Hi all,

in the (really nice) intro video of W1D4 about GLMs, Cristina Savin mentions briefly that besides L1 and L2 norms, there are other regularization methods, including ones that encourage neighboring parameters to be similar. I thought that was really interesting and wanted to ask: Does anyone have any more information/links to relevant publications on that?

Thanks in advance!

I think that you can find something more on book on Statistical Learning theory, (e.g. Elements of Statistical Learning by Hastie, Tibshirani )

Cheers,

You can use the same L1 and L2 regularization methods on *differences* of nearby parameters, instead of on the parameters themselves.

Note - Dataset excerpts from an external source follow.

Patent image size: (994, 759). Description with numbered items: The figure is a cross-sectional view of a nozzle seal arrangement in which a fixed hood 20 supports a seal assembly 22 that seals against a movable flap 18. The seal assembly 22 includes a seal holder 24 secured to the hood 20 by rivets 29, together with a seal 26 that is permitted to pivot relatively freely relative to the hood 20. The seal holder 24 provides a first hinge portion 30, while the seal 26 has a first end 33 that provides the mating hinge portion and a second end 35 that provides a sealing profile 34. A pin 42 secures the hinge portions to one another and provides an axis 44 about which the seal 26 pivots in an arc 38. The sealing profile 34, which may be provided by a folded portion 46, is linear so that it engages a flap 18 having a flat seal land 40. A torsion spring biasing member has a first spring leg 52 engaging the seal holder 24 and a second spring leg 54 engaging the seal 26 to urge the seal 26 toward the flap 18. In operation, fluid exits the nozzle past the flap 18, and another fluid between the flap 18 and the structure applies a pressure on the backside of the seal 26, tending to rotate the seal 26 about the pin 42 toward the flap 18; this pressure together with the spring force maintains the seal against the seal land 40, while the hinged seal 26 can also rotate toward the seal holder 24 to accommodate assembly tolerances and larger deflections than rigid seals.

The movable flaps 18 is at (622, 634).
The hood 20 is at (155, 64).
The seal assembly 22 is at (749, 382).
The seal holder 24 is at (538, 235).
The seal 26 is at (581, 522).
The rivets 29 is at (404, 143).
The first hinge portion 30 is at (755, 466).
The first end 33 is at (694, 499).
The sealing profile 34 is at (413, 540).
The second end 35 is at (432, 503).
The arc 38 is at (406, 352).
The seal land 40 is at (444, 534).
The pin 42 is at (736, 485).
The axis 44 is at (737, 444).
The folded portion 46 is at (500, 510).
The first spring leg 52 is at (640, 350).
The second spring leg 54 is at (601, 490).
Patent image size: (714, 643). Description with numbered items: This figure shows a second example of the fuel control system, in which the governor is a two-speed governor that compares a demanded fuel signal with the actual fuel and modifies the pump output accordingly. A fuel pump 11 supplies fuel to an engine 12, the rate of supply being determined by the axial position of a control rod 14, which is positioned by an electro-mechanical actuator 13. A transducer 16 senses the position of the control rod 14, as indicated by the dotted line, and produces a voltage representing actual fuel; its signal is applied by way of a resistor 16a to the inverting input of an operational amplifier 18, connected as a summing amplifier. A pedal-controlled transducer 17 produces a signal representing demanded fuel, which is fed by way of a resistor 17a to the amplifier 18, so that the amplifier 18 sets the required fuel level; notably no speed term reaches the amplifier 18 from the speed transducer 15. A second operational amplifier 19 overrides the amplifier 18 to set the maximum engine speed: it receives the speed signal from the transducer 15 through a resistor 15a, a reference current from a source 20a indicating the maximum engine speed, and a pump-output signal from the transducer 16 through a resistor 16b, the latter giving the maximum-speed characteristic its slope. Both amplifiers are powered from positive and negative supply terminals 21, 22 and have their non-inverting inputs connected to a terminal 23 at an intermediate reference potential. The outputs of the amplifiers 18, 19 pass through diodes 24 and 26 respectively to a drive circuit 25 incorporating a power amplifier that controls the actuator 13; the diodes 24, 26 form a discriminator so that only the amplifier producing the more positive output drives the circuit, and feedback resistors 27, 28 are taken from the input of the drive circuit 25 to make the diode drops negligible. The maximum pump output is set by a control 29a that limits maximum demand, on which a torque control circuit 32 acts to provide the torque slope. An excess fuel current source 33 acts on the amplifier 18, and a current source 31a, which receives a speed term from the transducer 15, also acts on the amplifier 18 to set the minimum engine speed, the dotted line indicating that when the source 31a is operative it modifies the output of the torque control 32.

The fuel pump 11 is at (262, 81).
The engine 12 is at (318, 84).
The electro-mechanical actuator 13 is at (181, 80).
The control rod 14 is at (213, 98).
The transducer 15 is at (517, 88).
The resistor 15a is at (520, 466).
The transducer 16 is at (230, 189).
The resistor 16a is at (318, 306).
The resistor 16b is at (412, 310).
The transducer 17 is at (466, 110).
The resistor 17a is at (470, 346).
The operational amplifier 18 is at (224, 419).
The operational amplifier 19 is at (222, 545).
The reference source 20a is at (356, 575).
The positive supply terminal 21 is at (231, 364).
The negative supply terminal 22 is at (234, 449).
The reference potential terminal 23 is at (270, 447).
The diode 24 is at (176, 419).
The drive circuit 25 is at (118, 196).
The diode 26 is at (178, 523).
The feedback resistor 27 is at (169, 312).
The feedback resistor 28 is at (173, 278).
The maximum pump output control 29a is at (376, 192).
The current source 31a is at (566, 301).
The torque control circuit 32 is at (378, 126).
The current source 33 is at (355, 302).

I.e, instead of the normal L2 regularization:

cost_function + lam * \sum_t |param|^2

you would do

cost_function + lam * \sum_t |param_t - param_{t+1}|^2

If your parameters are arranged on a 2D grid, like an image, then you’d replace t with (x,y) positions and do the sum over nearby (x,y) pairs. If you are using an optimization framework like Pytorch to fit your model, then it is easy to add this kind of regularization, and you don’t have to deal with the pain of figuring out the gradients yourself.

Cool, can’t wait for the PyTorch introduction day of the NMA then. Thanks for answering!